Bourse de Tunis : des fragilités, mais aussi un potentiel de croissance intact

La BVMT affiche en 2018 la troisième meilleure performance en Afrique. Le secteur des «matériaux de base» a affiché la meilleure performance de l’année n Lancement de plusieurs mesures réglementaires en 2019.

En 2018, le baromètre de la place (Tunindex) s’est renforcé de 15,76% à 7 271,65 points, grâce aux anticipations positives sur les réalisations 2018 des sociétés cotées compte tenu de la nette amélioration des résultats semestriels (+15,9% de la capacité bénéficiaire globale) et confirmée par les performances au 3e trimestre.

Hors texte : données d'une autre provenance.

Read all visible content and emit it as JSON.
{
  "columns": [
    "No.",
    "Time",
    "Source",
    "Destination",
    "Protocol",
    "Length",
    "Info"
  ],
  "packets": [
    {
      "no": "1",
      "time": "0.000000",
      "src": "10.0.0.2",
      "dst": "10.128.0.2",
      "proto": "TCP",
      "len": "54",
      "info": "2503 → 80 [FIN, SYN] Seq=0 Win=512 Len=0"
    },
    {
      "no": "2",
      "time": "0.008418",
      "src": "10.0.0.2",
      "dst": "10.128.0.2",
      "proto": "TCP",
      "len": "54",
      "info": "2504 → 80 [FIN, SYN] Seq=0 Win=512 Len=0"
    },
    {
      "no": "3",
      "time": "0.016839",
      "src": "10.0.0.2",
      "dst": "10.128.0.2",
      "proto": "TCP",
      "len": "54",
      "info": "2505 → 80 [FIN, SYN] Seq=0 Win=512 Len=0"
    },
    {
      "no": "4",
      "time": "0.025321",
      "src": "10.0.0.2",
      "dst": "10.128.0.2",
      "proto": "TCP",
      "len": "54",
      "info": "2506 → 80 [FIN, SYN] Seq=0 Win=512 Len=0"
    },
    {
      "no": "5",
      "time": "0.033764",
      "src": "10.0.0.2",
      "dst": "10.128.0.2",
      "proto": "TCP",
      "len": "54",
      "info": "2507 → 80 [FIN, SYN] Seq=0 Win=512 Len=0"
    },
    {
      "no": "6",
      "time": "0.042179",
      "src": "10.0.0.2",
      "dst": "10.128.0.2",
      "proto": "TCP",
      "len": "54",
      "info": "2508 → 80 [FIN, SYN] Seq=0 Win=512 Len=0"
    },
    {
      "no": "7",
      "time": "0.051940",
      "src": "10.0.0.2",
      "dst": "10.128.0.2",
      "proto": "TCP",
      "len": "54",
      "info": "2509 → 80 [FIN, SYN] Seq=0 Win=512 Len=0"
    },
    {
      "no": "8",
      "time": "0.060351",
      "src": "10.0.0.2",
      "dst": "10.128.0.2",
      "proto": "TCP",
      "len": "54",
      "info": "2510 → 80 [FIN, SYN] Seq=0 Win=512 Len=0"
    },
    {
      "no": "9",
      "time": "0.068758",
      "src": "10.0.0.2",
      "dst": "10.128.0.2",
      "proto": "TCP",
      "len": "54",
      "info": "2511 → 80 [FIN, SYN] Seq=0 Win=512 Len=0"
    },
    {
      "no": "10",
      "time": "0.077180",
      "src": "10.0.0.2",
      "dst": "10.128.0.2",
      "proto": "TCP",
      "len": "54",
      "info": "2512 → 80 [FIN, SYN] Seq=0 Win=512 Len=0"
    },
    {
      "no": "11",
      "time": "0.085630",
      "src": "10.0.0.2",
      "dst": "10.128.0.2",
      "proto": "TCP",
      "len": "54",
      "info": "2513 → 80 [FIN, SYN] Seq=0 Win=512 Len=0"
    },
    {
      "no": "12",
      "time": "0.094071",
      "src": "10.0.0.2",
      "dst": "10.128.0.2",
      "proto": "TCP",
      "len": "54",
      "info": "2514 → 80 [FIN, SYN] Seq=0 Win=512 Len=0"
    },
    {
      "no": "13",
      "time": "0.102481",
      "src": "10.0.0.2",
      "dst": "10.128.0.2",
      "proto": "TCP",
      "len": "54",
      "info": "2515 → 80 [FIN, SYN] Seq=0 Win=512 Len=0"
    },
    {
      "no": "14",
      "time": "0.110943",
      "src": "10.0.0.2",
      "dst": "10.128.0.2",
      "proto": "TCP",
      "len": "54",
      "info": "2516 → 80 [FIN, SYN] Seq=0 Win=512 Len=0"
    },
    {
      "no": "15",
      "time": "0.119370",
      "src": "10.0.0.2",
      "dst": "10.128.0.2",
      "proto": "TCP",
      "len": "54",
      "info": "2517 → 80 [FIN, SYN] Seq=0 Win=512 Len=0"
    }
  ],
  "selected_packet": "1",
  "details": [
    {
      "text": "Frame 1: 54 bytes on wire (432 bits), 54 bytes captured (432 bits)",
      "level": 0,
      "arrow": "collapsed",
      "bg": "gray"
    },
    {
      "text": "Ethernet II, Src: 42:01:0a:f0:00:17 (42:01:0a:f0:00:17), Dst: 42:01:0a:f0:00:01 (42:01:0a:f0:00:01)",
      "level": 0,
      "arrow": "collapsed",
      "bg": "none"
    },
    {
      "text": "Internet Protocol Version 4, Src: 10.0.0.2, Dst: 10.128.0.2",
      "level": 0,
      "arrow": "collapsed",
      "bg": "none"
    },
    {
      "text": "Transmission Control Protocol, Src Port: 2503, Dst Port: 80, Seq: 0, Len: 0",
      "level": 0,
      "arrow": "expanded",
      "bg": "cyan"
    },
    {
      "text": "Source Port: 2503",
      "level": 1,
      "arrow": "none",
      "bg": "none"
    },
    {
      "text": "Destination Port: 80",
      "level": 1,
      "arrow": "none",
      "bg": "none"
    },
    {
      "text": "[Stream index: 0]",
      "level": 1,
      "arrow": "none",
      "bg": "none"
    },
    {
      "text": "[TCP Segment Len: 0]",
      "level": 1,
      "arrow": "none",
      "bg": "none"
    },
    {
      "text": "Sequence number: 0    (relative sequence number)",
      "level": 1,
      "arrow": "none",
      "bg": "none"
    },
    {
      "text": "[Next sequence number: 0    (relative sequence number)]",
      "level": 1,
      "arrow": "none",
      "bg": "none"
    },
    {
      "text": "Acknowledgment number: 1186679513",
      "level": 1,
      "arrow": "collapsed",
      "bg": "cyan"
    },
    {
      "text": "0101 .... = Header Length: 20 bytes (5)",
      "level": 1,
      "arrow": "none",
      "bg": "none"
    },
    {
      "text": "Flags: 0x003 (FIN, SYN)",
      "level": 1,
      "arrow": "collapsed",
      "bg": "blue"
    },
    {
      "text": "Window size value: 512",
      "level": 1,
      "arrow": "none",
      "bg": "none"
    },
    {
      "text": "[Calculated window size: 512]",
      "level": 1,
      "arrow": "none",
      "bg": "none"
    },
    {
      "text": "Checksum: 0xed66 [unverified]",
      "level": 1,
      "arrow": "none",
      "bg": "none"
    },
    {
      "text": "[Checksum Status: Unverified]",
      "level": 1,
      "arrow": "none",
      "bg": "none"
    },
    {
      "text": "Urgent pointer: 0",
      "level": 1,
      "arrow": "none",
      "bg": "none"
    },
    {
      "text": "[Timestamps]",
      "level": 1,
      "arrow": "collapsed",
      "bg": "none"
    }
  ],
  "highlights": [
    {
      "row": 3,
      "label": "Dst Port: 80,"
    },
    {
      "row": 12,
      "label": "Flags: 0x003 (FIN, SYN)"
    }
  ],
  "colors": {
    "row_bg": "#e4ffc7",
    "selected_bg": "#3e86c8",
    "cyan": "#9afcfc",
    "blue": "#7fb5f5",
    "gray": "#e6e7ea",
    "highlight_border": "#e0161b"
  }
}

Concrètement, la Bourse de Tunis a assisté à deux phases, l’année dernière. D’abord, une phase haussière sur les huit premiers mois de l’année portant le Tunindex à son plus haut historique (8431,64 points, soit une performance de 34,22% au 28 août 2018). Puis une phase baissière à partir de septembre qui a fait perdre à l’indice 13,62%. Une régression alimentée principalement par le repli du secteur bancaire qui a accusé une baisse de 22% suite, notamment, à la décision de la BCT en septembre 2018 de mettre en place une nouvelle répartition des contreparties du refinancement, exigeant une quotité fixe de 40% (au lieu de 60%) sous forme de titres publics négociables et de 60% en créances bancaires. Et ce, pour orienter davantage les banques vers le financement des secteurs productifs, de soutenir la croissance et de rationaliser le recours excessif au refinancement auprès de la BCT.

En termes d’évolution des indices sectoriels, celui des «matériaux de base» a affiché la meilleure performance de l’année avec une progression de 84,05%.

Par ailleurs, 2018 a aussi été marquée par la faiblesse du marché du papier neuf avec seulement une introduction de Tunisie Valeurs pour un montant total de 21,8 MTND, portant ainsi le nombre total des sociétés listées à 82 sociétés.

Plusieurs défis socioéconomiques en 2019

Sur le plan des perspectives, la Tunisie est confrontée à des défis socioéconomiques de taille en 2019 menaçant de freiner sa croissance économique. Le défi majeur reste le maintien du cap de croissance à un niveau supérieur à celui enregistré en 2018 (+2,6%) pour atteindre 3,1% en 2019, selon les prévisions du Gouvernement. Et ce, pour mieux maîtriser l’endettement et l’inflation, absorber le taux de chômage, réduire le déficit commercial et améliorer le pouvoir d’achat.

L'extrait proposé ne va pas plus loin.